I love to linger up top long enough to let the thoughts come, to exhale, and yes, catch my breath. It is that feeling of victory, I made it up, and the scenery that brings peace. It’s a combination that wins the heart. So when I travel, if there’s a lighthouse in the area, I make my way there. I’ve had the pleasure of visiting them at Fort Casey State Park in Coupeville, Washington on Whidbey Island, Jupiter, Florida, Montauk, New York, Needham’s Point in Barbados, Key Biscayne, Florida, Maine and elsewhere.

But it was the lighthouse at Haig Point on Daufuskie Island in South Carolina that I’ll never forget. It’s about location, location, location. Daufuskie Island is downright dreamy, with acres and acres of live oak trees draped with Spanish moss. Not only are they a thing of beauty, but legendary and special enough to be on the National Registry of Famous and Historic Trees. People get around mostly by golf carts and you don’t have to worry about running a red light. For one thing there’s no reason to hurry, as there the speed is slow, and there are no streetlights. You might feel like you’re in Neverland on this island that’s nestled between Savannah and Hilton Head Island. It’s an idyllic setting for the lighthouse that operated from 1873 until the 1930s, guiding folks around the shoals of Calibogue Sound.

The summer of 2019 is full of memories, none is as special as my getaway to Daufuskie. I took the ferry from Hilton Head and settled into one of the four suites in the Strachan Mansion that was built in the early 1900s.

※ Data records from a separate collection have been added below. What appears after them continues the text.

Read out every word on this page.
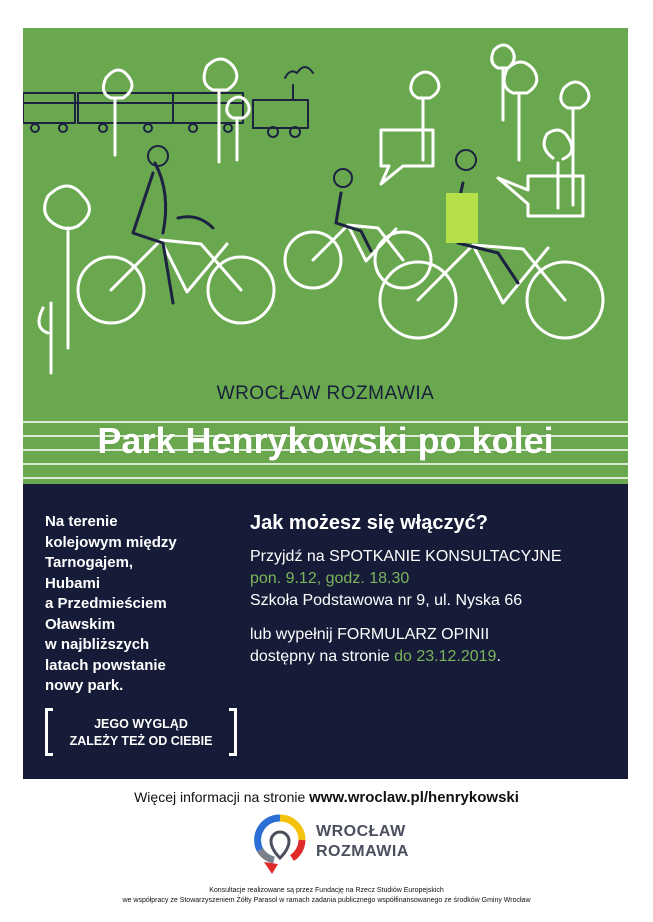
WROCŁAW ROZMAWIA
Park Henrykowski po kolei
Na terenie
kolejowym między
Tarnogajem,
Hubami
a Przedmieściem
Oławskim
w najbliższych
latach powstanie
nowy park.
JEGO WYGLĄD
ZALEŻY TEŻ OD CIEBIE
Jak możesz się włączyć?
Przyjdź na SPOTKANIE KONSULTACYJNE
pon. 9.12, godz. 18.30
Szkoła Podstawowa nr 9, ul. Nyska 66
lub wypełnij FORMULARZ OPINII
dostępny na stronie do 23.12.2019.
Więcej informacji na stronie www.wroclaw.pl/henrykowski
WROCŁAW
ROZMAWIA
Konsultacje realizowane są przez Fundację na Rzecz Studiów Europejskich
we współpracy ze Stowarzyszeniem Żółty Parasol w ramach zadania publicznego współfinansowanego ze środków Gminy Wrocław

My suite took me back in time with the beautiful antiques everywhere. I loved my new “home”. On day two of my visit a manager came to my room with a somewhat distressed look on his face. He came with the news that work needed to be done on my room immediately in order to accommodate the workmen’s schedule. I was a bit bummed but then he quickly said, “Would you mind staying in the lighthouse?” The biggest smile broke out. Would I mind? Was he nuts? This was a wild dream coming true. I laughed and told him not at all. I wanted to do a hallelujah dance but played it cool. I was ecstatic.

I happily packed my suitcase, hopped in my golf cart and made the quick drive to the lighthouse. The 2-bedroom, 2-bathroom lighthouse built in 1873 was renovated in the 1980s. I was in awe. The 40-foot tower was impressive, as was the fireplace, and clawfoot tub. By far the sweet spot for me was the back porch that ran the length of the house with its rocking chairs. The view of the Calibogue Sound was simply pure perfection. You want to sit there all day waiting for a dolphin or two to appear and watch the boats go by. This is the spot to have your morning coffee or for me to marvel at the sunset with a glass of wine.

For sure something about old stuff sets off my imagination. The stories the walls would tell if they could talk. I wanted to fill in the blanks. There are plenty of tales. If you believe the word on the street, the lighthouse is haunted. The first lighthouse keeper’s daughter Maggie Corner is said to be friendly, but a ghost is a ghost. She’s not at peace because she continues to feel the pain of a broken heart, so the story goes. I am the biggest chicken. I was looking out for her, but she spared me. I did feel a quiet, peaceful “vibe” though. When I am surrounded by history, my spirit inexplicably connects to the past. For this reason I quite enjoy browsing antiques and touring historic homes. I feel stuff.

I thoroughly enjoyed my never-would-have-imagined stay in the lighthouse. So now, I have a new thing, seeking out lighthouses where I can lay my head for a good night’s rest. When I’m traveling again in 2021, doing so will top my bucket list.